A General Teaching Council panel said it was ‘troubled’ by some of the postings made by Adam Walker, who also claimed Britain was becoming a ‘dumping ground for the filth of the Third World’.

But the three-member committee said it was not satisfied that the ‘intemperate’ views expressed by Mr Walker during his time at a school in Sunderland were suggestive of intolerance.

The 40-year-old was the first teacher to appear before the GTC accused of racial intolerance.



Mr Walker used a school laptop to access the website on which he allegedly also made derogatory remarks online about asylum seekers, immigrants and gay people.

Mr Walker, who resigned from Houghton Kepier Sports College in Houghton-le-Spring, admitted posting racist comments about Muslims.

He left the school three years ago but there were lengthy delays in the proceedings after the BNP member attempted to have the case thrown out.

His legal team argued that because his comments were not linked to his work, Mr Walker, from Spennymoor, County Durham, should not face professional misconduct charges.

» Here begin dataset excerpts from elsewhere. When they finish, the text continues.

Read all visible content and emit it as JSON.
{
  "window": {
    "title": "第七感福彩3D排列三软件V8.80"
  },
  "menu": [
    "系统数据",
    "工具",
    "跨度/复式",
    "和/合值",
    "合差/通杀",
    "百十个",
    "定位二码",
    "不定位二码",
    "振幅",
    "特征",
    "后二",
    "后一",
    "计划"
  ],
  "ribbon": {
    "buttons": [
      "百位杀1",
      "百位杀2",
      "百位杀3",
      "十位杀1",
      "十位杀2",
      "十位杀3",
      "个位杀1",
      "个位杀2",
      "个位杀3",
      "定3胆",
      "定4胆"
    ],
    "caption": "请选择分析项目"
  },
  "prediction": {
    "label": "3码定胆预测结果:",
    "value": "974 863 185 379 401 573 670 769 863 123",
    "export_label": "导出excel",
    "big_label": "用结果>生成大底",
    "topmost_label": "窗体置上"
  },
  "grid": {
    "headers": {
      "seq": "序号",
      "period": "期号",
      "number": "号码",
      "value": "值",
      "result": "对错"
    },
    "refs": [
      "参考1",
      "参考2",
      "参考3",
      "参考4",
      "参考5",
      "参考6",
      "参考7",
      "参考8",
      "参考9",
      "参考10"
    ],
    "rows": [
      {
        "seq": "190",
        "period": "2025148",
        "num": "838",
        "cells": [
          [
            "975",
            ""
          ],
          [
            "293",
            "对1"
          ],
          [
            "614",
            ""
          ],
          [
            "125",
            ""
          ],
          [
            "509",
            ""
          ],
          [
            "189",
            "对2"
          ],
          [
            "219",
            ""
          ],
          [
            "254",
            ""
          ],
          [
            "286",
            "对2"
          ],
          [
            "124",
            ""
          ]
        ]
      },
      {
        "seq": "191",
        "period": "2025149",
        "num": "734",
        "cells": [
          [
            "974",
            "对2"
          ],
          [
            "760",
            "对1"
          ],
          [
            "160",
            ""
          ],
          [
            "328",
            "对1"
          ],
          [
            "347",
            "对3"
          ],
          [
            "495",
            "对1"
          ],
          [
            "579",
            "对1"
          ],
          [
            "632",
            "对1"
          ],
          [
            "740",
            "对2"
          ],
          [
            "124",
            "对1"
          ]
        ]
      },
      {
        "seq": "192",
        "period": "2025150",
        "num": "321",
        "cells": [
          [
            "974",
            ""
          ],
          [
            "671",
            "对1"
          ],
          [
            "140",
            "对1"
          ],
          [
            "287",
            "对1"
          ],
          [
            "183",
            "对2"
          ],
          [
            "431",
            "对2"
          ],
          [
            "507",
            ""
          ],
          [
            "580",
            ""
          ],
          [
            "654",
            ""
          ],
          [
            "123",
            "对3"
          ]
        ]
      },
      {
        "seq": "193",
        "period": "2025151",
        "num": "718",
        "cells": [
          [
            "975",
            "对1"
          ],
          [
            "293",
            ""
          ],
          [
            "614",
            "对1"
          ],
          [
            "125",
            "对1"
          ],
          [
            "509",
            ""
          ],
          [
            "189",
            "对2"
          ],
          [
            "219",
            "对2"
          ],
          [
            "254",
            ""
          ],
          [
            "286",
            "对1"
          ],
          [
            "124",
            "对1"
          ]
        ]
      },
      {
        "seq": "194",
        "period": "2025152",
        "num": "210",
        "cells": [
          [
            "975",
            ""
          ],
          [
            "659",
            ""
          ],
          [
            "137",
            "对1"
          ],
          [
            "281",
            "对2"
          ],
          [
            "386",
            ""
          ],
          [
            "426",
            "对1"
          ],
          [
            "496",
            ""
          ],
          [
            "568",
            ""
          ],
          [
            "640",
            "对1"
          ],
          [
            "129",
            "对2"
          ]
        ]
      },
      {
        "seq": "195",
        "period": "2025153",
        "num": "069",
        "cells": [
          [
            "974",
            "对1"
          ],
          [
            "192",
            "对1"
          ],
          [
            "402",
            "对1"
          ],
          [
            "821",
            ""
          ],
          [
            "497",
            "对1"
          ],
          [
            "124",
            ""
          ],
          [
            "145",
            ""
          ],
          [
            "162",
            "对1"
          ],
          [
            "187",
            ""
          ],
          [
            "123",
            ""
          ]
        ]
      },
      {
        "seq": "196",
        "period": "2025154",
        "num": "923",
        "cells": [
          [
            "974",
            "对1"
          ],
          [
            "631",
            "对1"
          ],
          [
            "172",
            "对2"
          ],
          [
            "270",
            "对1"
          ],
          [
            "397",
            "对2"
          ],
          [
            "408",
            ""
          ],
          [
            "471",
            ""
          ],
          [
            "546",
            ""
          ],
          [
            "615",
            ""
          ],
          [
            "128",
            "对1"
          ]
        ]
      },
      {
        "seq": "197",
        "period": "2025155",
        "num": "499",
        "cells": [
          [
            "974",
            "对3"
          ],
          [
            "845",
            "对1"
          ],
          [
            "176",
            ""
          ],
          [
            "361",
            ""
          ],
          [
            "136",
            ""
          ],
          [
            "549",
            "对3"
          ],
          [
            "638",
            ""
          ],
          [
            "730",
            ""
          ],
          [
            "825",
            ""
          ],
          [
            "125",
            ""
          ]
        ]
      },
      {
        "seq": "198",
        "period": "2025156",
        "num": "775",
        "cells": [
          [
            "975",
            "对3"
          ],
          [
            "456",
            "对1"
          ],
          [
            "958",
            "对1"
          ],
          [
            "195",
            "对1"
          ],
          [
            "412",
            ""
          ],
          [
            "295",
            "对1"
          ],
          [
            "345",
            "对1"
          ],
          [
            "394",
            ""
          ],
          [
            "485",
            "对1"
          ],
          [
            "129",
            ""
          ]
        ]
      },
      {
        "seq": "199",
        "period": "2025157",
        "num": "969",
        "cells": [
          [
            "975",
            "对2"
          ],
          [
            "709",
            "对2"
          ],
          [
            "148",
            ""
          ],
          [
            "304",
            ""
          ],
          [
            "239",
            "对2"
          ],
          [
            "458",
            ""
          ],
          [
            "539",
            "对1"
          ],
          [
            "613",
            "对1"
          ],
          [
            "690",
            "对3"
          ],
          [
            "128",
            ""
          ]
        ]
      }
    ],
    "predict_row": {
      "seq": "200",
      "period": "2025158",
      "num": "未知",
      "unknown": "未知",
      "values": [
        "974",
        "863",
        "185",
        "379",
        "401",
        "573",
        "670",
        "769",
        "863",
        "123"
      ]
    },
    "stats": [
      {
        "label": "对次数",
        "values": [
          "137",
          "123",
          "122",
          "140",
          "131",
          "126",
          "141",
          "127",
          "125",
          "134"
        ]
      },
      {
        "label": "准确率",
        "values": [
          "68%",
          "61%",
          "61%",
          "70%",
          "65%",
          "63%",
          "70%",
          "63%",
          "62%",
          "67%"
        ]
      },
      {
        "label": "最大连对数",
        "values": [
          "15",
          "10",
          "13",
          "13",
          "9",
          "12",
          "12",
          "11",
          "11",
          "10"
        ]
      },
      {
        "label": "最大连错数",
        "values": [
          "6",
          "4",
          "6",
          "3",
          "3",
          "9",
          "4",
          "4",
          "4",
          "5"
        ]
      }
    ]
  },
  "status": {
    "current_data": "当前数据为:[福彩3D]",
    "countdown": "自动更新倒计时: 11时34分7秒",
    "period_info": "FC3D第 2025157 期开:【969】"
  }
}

Opening the case against the former soldier, GTC presenting officer Bradley Albuery alleged that postings made by the teacher demonstrated views suggestive of both racial and religious intolerance.

Mr Albuery said Mr Walker used the pseudonym Corporal Fox to make the postings to a forum on Teessideonline, which addressed the popularity of the BNP, during February and March 2007.

Mr Walker is alleged to have spent more than eight hours using the laptop for purposes not connected to his school duties.

The teacher, who worked at Houghton Kepier for more than six years, resigned after his headteacher asked IT staff to investigate his use of the internet.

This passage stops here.